Demorou algum tempo para que a sociedade, estudantes especialmente,
percebessem, com clareza, as consequências práticas do NEM. Mas, quando
percebidas, em especial o aumento do abismo entre as escolas públicas e
privadas que essa mudança provoca, a sociedade deixou clara sua discordância e
os estudantes foram às ruas.
As alterações iniciadas no período
Temer continuaram no período Bolsonaro, adicionadas a uma coleção estranha de
ocupantes do que deveria ser um ministério dedicado à educação, e de propostas
grotescas, mas seguindo na mesma linha de desmonte do sistema educacional
público. O projeto Future-se ilustra bem isso.
Em janeiro de 2019, a lei 13.800, promulgada por Bolsonaro, mas
construída no período Temer, passou a permitir que entidades privadas doassem
recursos para instituições públicas, cujos beneficiários e finalidades eram definidos
apenas por elas, independentemente da instituição recebedora. Assim, ficou
possível que uma entidade pague para pesquisadores e estudantes desenvolvem
projetos definidospor essa entidade, independentemente da avaliação por
conselhos de departamento, comissão de pesquisas, congregações, conselhos
universitários etc. Consequentemente, com pouquíssimos recursos essas entidades
privadas (constituídas como institutos ou fundações) passam a ter um grande
poder, ao cooptarem pessoas e definir os rumos de universidades e instituições
de pesquisa públicas. Essa possibilidade foi apresentada à sociedade como
correspondendo a ações filantrópicas e desinteressadas. (A justificativa que
foi apresentada no período Temer para a MP que antecedeu a lei é uma costura de
mentiras, meias verdades e manipulações [3].) A presença de várias fundações
privadas nas universidades aumentou enormemente após a lei 13.800 e passam a
ter influências em áreas estratégicas. Procure na sua instituição que
facilmente encontrará algumas delas atuando em “parceria” com pesquisadores,
estudantes e docentes.
Essas e muitas outras ações trazem como consequência um país fraco em
conhecimento e, portanto, um país manipulável, submisso. Um país apenas
produtor de matéria prima e fornecedor de mão de obra barata, cujas decisões
estratégicas são tomadas por aquelas pessoas que dirigirão essas atividades, os
donos e grandes acionistas das grandes empresas; aí entra a lei 13.800 e as
fundações privadas.
Se queremos ter a chance de construir um país soberano e independente, devemos lutar não apenas pela revogação do NEM, mas de toda a lei 13417/2017, pela recuperação dos órgãos de fomento à C&T e ao conhecimento em geral, pela revogação da famigerada lei 13.800 e pela derrota de todo o projeto de país construído no período Temer e Bolsonaro.

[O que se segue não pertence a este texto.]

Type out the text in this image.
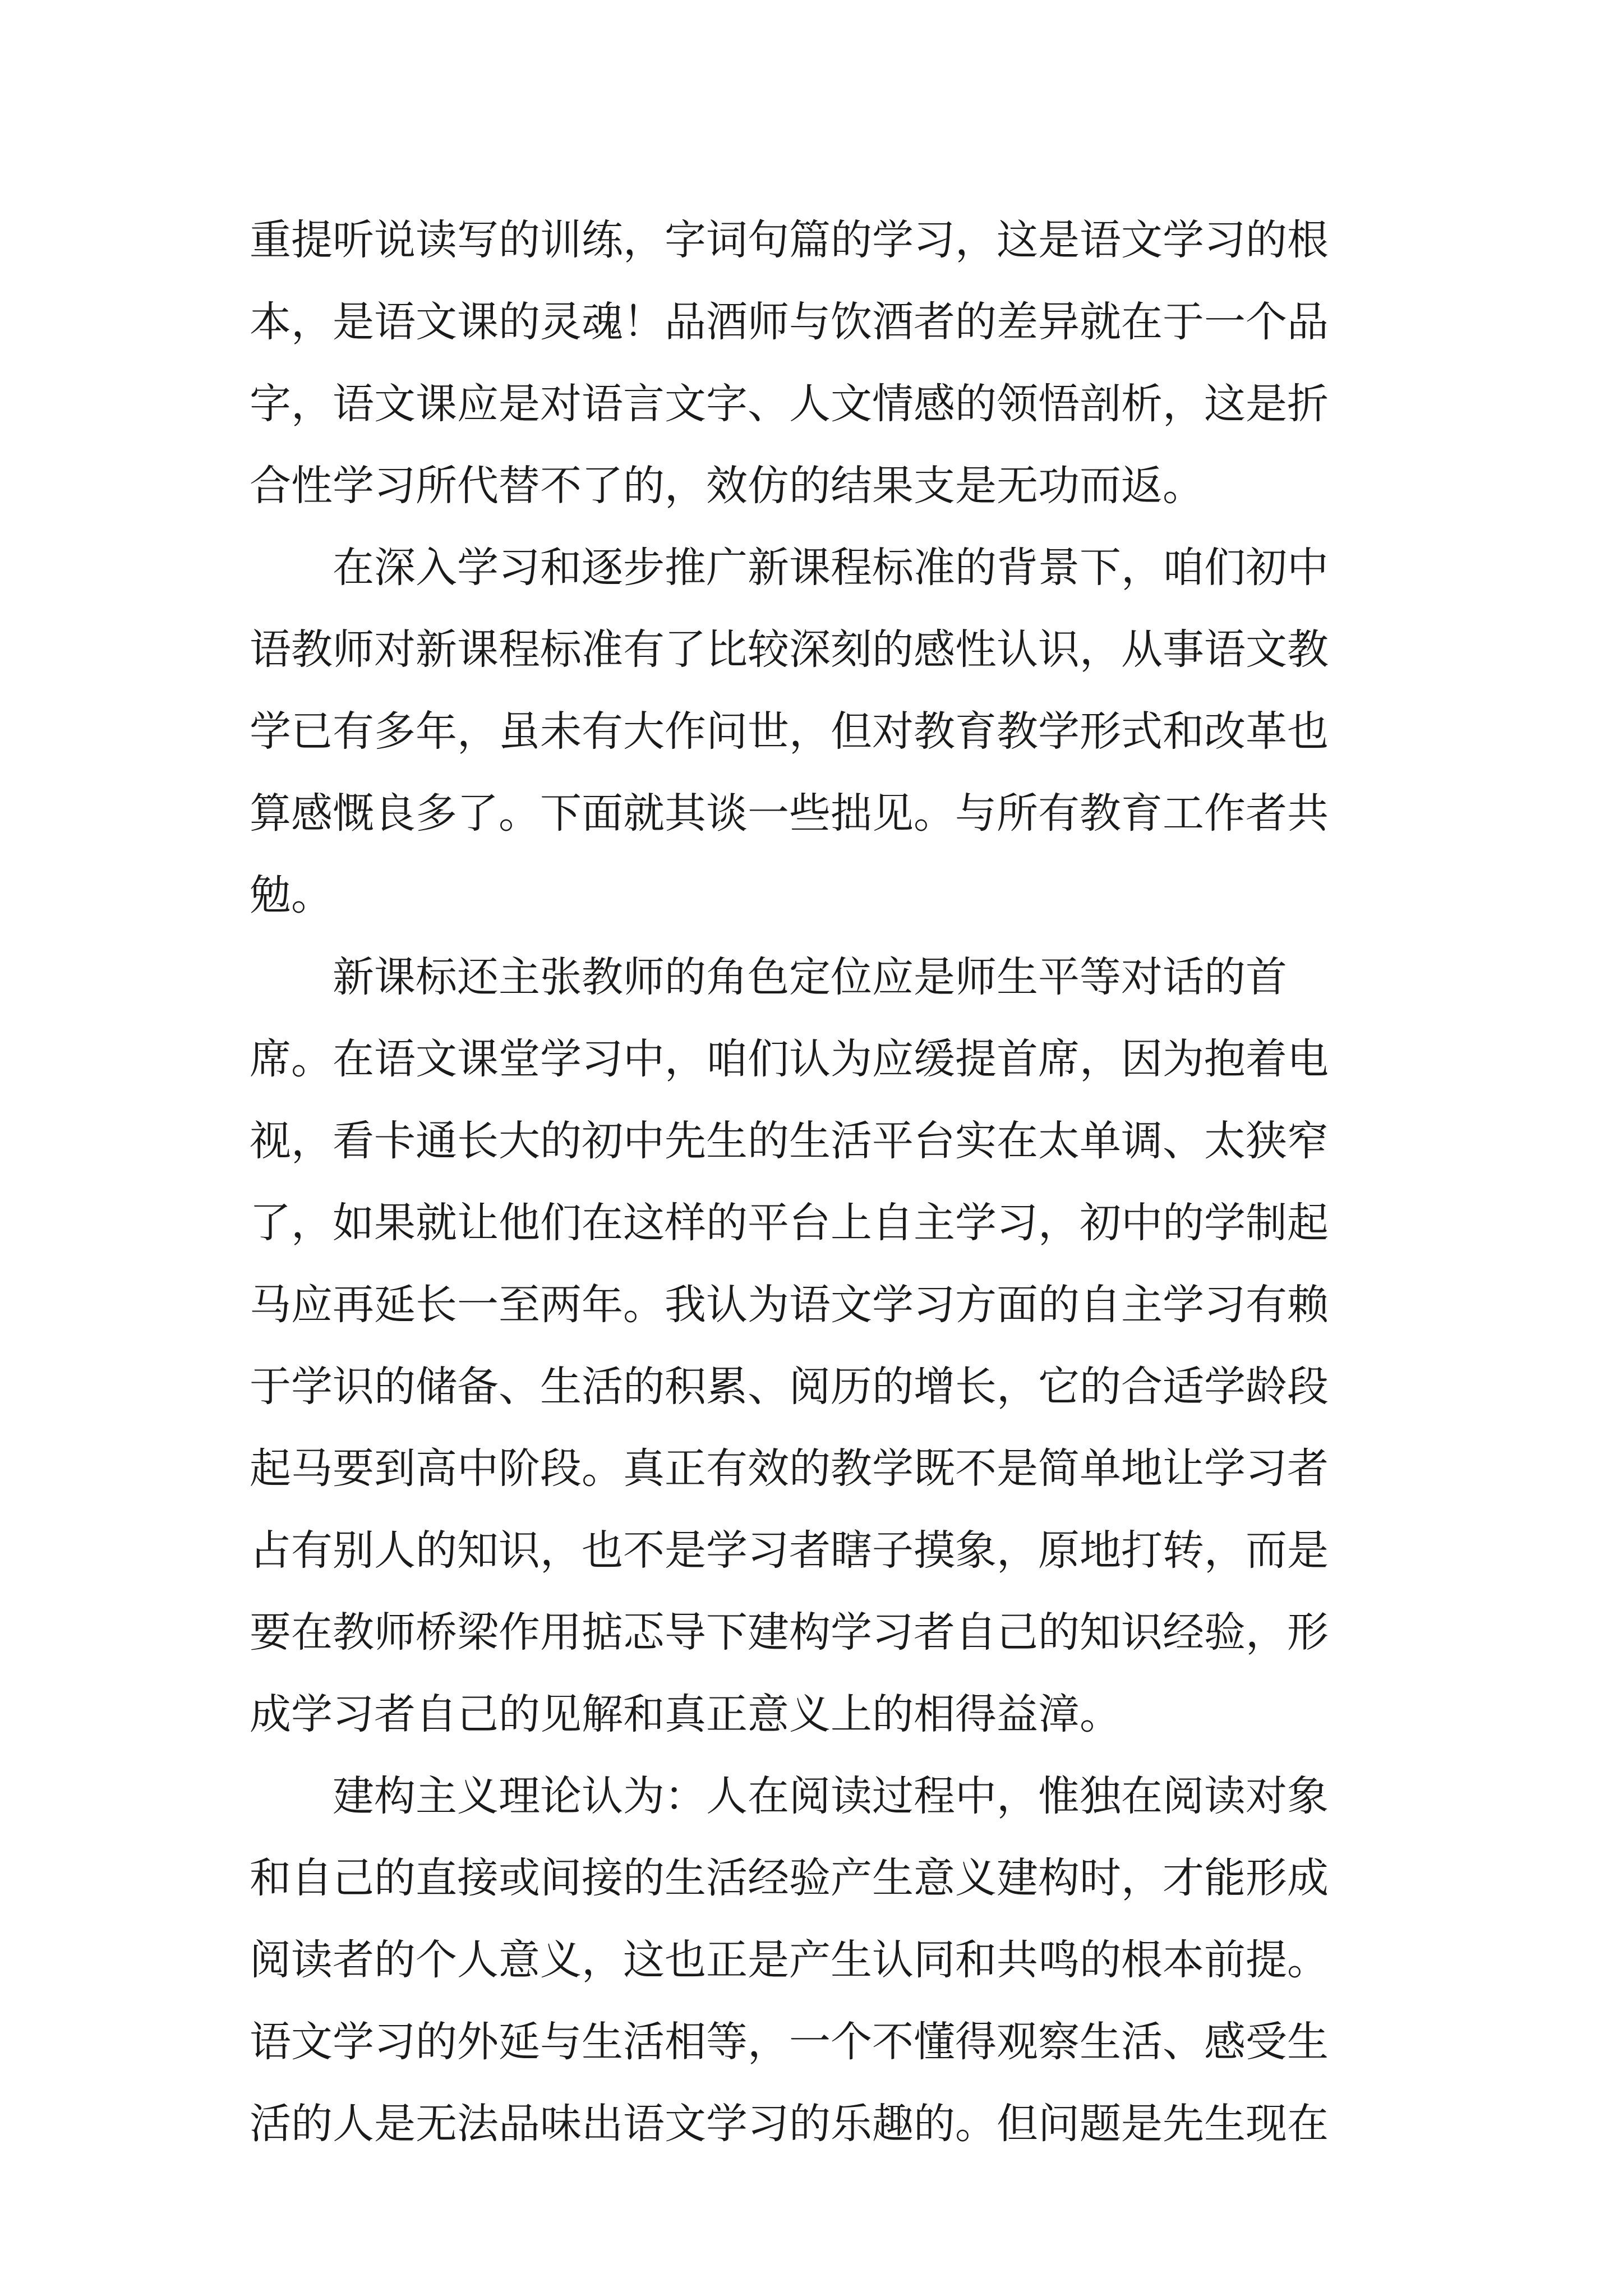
重提听说读写的训练，字词句篇的学习，这是语文学习的根
本，是语文课的灵魂！品酒师与饮酒者的差异就在于一个品
字，语文课应是对语言文字、人文情感的领悟剖析，这是折
合性学习所代替不了的，效仿的结果支是无功而返。
　　在深入学习和逐步推广新课程标准的背景下，咱们初中
语教师对新课程标准有了比较深刻的感性认识，从事语文教
学已有多年，虽未有大作问世，但对教育教学形式和改革也
算感慨良多了。下面就其谈一些拙见。与所有教育工作者共
勉。
　　新课标还主张教师的角色定位应是师生平等对话的首
席。在语文课堂学习中，咱们认为应缓提首席，因为抱着电
视，看卡通长大的初中先生的生活平台实在太单调、太狭窄
了，如果就让他们在这样的平台上自主学习，初中的学制起
马应再延长一至两年。我认为语文学习方面的自主学习有赖
于学识的储备、生活的积累、阅历的增长，它的合适学龄段
起马要到高中阶段。真正有效的教学既不是简单地让学习者
占有别人的知识，也不是学习者瞎子摸象，原地打转，而是
要在教师桥梁作用掂忑导下建构学习者自己的知识经验，形
成学习者自己的见解和真正意义上的相得益漳。
　　建构主义理论认为：人在阅读过程中，惟独在阅读对象
和自己的直接或间接的生活经验产生意义建构时，才能形成
阅读者的个人意义，这也正是产生认同和共鸣的根本前提。
语文学习的外延与生活相等，一个不懂得观察生活、感受生
活的人是无法品味出语文学习的乐趣的。但问题是先生现在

[1] As mudanças na LDB feitas pela lei 13.415, de fevereiro de 2017, estão neste endereço, http://www.planalto.gov.br/ccivil_03/_Ato2015-2018/2017/Lei/L13415.htm#art1
[2] “Lei 13.800/2019: mais um problema?, https://jornal.usp.br/artigos/lei-13-800-2019-mais-um-problema?
[3] A MP 851, de setembro de 2018, pode ser consultada aqui. A
justificativa, que aparece nas páginas 21 e seguintes merece ser lida.